Thursday, March 13, 2014

This is a pic of a strong overwintered colony. I would call this packed with bees. Italians, very strong, they will be able to divide in May
They need a pollen patty and their available food stores need to be checked so they won't starve if they have depleted their honey supply.

photo by D. Wille

Monday, March 10, 2014

Package Bee Update

Checking final numbers today. We may be sold out of package bees.

Saturday, March 8, 2014

My Bees, they're ALIVE

Some of my bees have made it through the cold snap. I will go out and check their food stores and give them a pollen patty. I am confident now if they have enough food they should make it.
The pollen patty is placed right on the cluster of bees. If it is not on the bees,  they may not eat it and will not be able to feed their brood.

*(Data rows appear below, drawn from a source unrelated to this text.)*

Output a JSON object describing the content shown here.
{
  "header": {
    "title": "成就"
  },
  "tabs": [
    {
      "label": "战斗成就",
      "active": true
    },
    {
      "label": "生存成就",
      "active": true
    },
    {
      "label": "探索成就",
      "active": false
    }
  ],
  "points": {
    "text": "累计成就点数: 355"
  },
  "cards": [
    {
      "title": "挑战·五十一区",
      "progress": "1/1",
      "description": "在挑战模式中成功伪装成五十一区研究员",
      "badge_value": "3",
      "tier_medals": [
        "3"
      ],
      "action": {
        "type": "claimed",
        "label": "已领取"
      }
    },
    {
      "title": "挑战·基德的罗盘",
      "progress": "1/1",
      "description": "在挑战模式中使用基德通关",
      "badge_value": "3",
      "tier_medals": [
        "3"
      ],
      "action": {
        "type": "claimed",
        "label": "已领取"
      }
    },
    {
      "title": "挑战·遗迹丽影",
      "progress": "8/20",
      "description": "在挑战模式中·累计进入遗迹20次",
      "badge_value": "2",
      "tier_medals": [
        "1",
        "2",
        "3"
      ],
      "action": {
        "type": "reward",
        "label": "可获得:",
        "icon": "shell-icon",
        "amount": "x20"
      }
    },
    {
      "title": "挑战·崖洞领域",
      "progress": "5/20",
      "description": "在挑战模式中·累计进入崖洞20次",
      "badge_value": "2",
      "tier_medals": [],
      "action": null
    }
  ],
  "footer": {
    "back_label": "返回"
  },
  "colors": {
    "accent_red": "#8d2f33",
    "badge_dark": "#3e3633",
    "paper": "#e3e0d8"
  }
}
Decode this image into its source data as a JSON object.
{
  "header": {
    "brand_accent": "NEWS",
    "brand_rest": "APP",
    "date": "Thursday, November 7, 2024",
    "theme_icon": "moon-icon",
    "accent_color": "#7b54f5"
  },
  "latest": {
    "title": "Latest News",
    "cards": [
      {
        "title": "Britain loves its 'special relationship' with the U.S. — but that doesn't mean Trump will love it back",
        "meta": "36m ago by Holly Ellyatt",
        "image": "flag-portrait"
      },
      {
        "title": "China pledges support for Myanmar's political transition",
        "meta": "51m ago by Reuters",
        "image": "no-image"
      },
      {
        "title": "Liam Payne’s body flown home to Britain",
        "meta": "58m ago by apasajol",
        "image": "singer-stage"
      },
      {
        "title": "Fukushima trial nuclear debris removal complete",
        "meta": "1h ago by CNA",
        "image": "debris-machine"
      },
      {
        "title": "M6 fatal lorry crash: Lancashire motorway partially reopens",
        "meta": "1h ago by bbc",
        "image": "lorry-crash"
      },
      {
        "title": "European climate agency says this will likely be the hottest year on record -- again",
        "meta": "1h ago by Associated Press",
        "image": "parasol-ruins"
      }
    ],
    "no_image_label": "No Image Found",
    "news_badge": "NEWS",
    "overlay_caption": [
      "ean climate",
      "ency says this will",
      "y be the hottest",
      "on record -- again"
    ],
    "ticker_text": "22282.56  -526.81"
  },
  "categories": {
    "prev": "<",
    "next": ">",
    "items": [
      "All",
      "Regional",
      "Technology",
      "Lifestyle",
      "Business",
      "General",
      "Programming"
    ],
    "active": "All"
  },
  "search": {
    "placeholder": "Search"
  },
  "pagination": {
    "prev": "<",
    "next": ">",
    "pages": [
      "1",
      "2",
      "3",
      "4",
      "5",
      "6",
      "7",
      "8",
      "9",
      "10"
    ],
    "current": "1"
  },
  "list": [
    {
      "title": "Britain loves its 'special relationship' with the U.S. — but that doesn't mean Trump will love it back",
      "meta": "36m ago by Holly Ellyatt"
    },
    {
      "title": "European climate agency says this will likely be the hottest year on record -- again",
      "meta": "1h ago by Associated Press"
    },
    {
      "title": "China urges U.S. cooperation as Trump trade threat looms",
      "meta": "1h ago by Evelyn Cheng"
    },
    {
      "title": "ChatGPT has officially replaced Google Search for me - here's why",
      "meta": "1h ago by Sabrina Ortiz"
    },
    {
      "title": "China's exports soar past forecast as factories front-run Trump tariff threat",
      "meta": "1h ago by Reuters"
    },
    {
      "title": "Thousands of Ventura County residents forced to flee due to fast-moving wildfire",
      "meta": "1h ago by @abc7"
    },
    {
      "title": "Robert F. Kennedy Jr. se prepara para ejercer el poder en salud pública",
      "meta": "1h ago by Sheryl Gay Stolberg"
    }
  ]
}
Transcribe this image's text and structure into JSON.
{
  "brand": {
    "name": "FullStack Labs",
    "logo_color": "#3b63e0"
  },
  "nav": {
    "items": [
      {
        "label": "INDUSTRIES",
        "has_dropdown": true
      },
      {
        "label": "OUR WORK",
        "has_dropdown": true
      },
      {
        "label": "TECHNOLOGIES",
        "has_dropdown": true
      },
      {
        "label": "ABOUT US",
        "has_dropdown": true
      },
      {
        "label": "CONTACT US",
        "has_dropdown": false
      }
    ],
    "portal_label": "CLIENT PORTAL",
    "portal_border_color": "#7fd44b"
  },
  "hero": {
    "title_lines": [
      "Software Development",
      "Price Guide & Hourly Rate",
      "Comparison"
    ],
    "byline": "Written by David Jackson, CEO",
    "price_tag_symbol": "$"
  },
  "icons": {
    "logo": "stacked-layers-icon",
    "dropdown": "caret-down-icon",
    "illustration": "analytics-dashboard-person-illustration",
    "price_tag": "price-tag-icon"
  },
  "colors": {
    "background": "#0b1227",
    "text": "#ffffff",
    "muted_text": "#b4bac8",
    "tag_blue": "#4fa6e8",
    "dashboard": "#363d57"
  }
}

Leave the wax paper on both sides of the patty the bees will chew through it and the patty will stay fresher longer.

The bees should be given another patty every ten days or so. A strong overwintered colony may use four full patties or more before pollen is available.

Tuesday, March 4, 2014

Package Bee Update

My first delivery of bees is 80% sold out
My second delivery is sold out.

Check the bees

Time to check the bees to see if they made it through the cold snap.
A pail of sugar water and a pollen patty would help them move forward into spring.